We illustrated the process by imagining that if the company decides to continue the development of the drug, it will pass through a toll gate worth $20M. Then there will be a 75% probability that we will go on to develop the drug to marketing stage, which will cost an additional $80M and require another toll gate. We guessed that the drug had a 20% chance of commercial success (revenues of 20 years at $1B per year) and an 80% chance of "failure" (20 years at $10M/year, if I recall). These figures may not be what I wrote on the board, but you should have the correct numbers and the tree in your notes. We decided that the company should go ahead with the plan, given the figures we used.

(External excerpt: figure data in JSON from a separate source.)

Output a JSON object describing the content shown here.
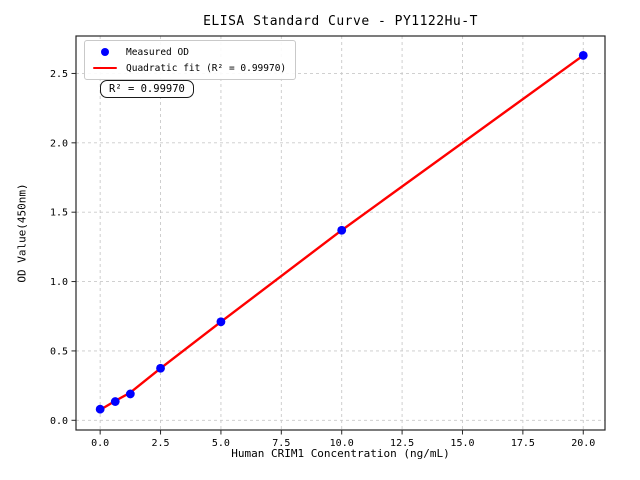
{
  "title": "ELISA Standard Curve - PY1122Hu-T",
  "axes": {
    "x_label": "Human CRIM1 Concentration (ng/mL)",
    "y_label": "OD Value(450nm)"
  },
  "legend": {
    "items": [
      {
        "label": "Measured OD",
        "marker": "dot",
        "color": "#0000ff"
      },
      {
        "label": "Quadratic fit (R² = 0.99970)",
        "marker": "line",
        "color": "#ff0000"
      }
    ]
  },
  "annotation": {
    "text": "R² = 0.99970"
  },
  "colors": {
    "point": "#0000ff",
    "fit_line": "#ff0000",
    "grid": "#c9c9c9",
    "spine": "#262626",
    "tick": "#262626"
  },
  "chart_data": {
    "type": "scatter",
    "title": "ELISA Standard Curve - PY1122Hu-T",
    "xlabel": "Human CRIM1 Concentration (ng/mL)",
    "ylabel": "OD Value(450nm)",
    "series": [
      {
        "name": "Measured OD",
        "type": "scatter",
        "color": "#0000ff",
        "x": [
          0,
          0.625,
          1.25,
          2.5,
          5,
          10,
          20
        ],
        "y": [
          0.08,
          0.135,
          0.19,
          0.375,
          0.71,
          1.37,
          2.63
        ]
      },
      {
        "name": "Quadratic fit (R² = 0.99970)",
        "type": "line",
        "color": "#ff0000",
        "x": [
          0,
          0.625,
          1.25,
          2.5,
          5,
          10,
          20
        ],
        "y": [
          0.075,
          0.14,
          0.2,
          0.375,
          0.71,
          1.37,
          2.63
        ]
      }
    ],
    "fit_type": "quadratic",
    "r_squared": "0.99970",
    "xlim": [
      -1,
      20.9
    ],
    "ylim": [
      -0.07,
      2.77
    ],
    "x_ticks": [
      0,
      2.5,
      5,
      7.5,
      10,
      12.5,
      15,
      17.5,
      20
    ],
    "x_tick_labels": [
      "0.0",
      "2.5",
      "5.0",
      "7.5",
      "10.0",
      "12.5",
      "15.0",
      "17.5",
      "20.0"
    ],
    "y_ticks": [
      0,
      0.5,
      1,
      1.5,
      2,
      2.5
    ],
    "y_tick_labels": [
      "0.0",
      "0.5",
      "1.0",
      "1.5",
      "2.0",
      "2.5"
    ],
    "grid": true,
    "legend_position": "upper left"
  }
}
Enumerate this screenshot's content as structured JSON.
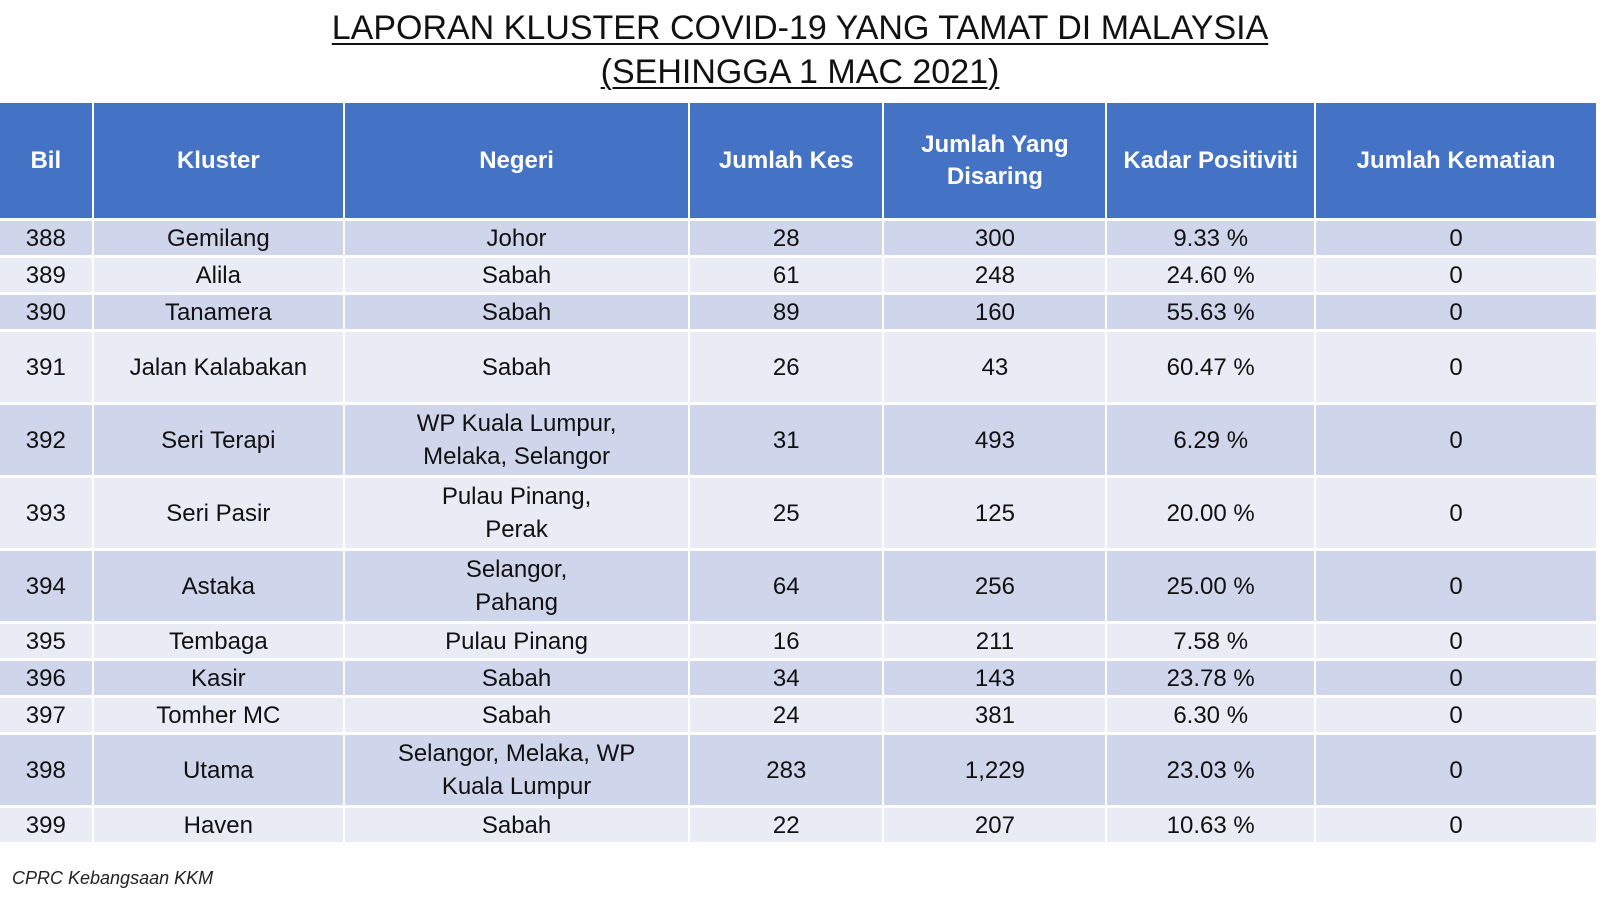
{
  "title": {
    "line1": "LAPORAN KLUSTER COVID-19 YANG TAMAT DI MALAYSIA",
    "line2": "(SEHINGGA 1 MAC 2021)"
  },
  "colors": {
    "header": "#4472C4",
    "row_dark": "#CFD5EA",
    "row_light": "#E9EBF5"
  },
  "table": {
    "headers": [
      "Bil",
      "Kluster",
      "Negeri",
      "Jumlah Kes",
      "Jumlah Yang Disaring",
      "Kadar Positiviti",
      "Jumlah Kematian"
    ],
    "rows": [
      [
        "388",
        "Gemilang",
        "Johor",
        "28",
        "300",
        "9.33 %",
        "0"
      ],
      [
        "389",
        "Alila",
        "Sabah",
        "61",
        "248",
        "24.60 %",
        "0"
      ],
      [
        "390",
        "Tanamera",
        "Sabah",
        "89",
        "160",
        "55.63 %",
        "0"
      ],
      [
        "391",
        "Jalan Kalabakan",
        "Sabah",
        "26",
        "43",
        "60.47 %",
        "0"
      ],
      [
        "392",
        "Seri Terapi",
        "WP Kuala Lumpur, Melaka, Selangor",
        "31",
        "493",
        "6.29 %",
        "0"
      ],
      [
        "393",
        "Seri Pasir",
        "Pulau Pinang, Perak",
        "25",
        "125",
        "20.00 %",
        "0"
      ],
      [
        "394",
        "Astaka",
        "Selangor, Pahang",
        "64",
        "256",
        "25.00 %",
        "0"
      ],
      [
        "395",
        "Tembaga",
        "Pulau Pinang",
        "16",
        "211",
        "7.58 %",
        "0"
      ],
      [
        "396",
        "Kasir",
        "Sabah",
        "34",
        "143",
        "23.78 %",
        "0"
      ],
      [
        "397",
        "Tomher MC",
        "Sabah",
        "24",
        "381",
        "6.30 %",
        "0"
      ],
      [
        "398",
        "Utama",
        "Selangor, Melaka, WP Kuala Lumpur",
        "283",
        "1,229",
        "23.03 %",
        "0"
      ],
      [
        "399",
        "Haven",
        "Sabah",
        "22",
        "207",
        "10.63 %",
        "0"
      ]
    ]
  },
  "footer": "CPRC Kebangsaan KKM"
}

We then discussed the fish problem. The states of nature are the numbers from 1 to 100. The prior we took to be equal (0.01 on each SON). One student asked, since we know there have to be at least 15 fish in the lake, why not set those to zero, but another student pointed out that that requires looking at the data, and the prior is supposed to reflect what you know before you look at the data, so to do this would be "cheating." We had a false start on the likelihood, which was my fault as I should have steered us to the correct solution more quickly. But several students were puzzled and we started over. Since there are N fish in the lake, and 10 of them are tagged, the probability of picking 5 tagged and 5 untagged is as follows:

For N=15, it's (10*9*8*7*6)*(5*4*3*2*1)/((15*14*13*12*11)*(10*9*8*7*6)). We get this because the probability of picking one tagged fish is 10/15, the probability of picking the second tagged fish is 9/14, and so on through the 5 tagged fish; then for the untagged fish it is 5/10 for the first one, 4/9 for the second one, and so on through the 5 untagged fish. As each fish is caught, the number of fish of that kind (tagged or untagged) decreases by 1, as does the total number of fish in the lake.

Similarly, if N=20, it's (10*9*8*7*6)*(10*9*8*7*6)/((20*19*18*17*16)*(15*14*13*12*11)), with the same kind of reasoning.

We'll discuss this more on Monday and then go on to the remaining problems on the study sheet.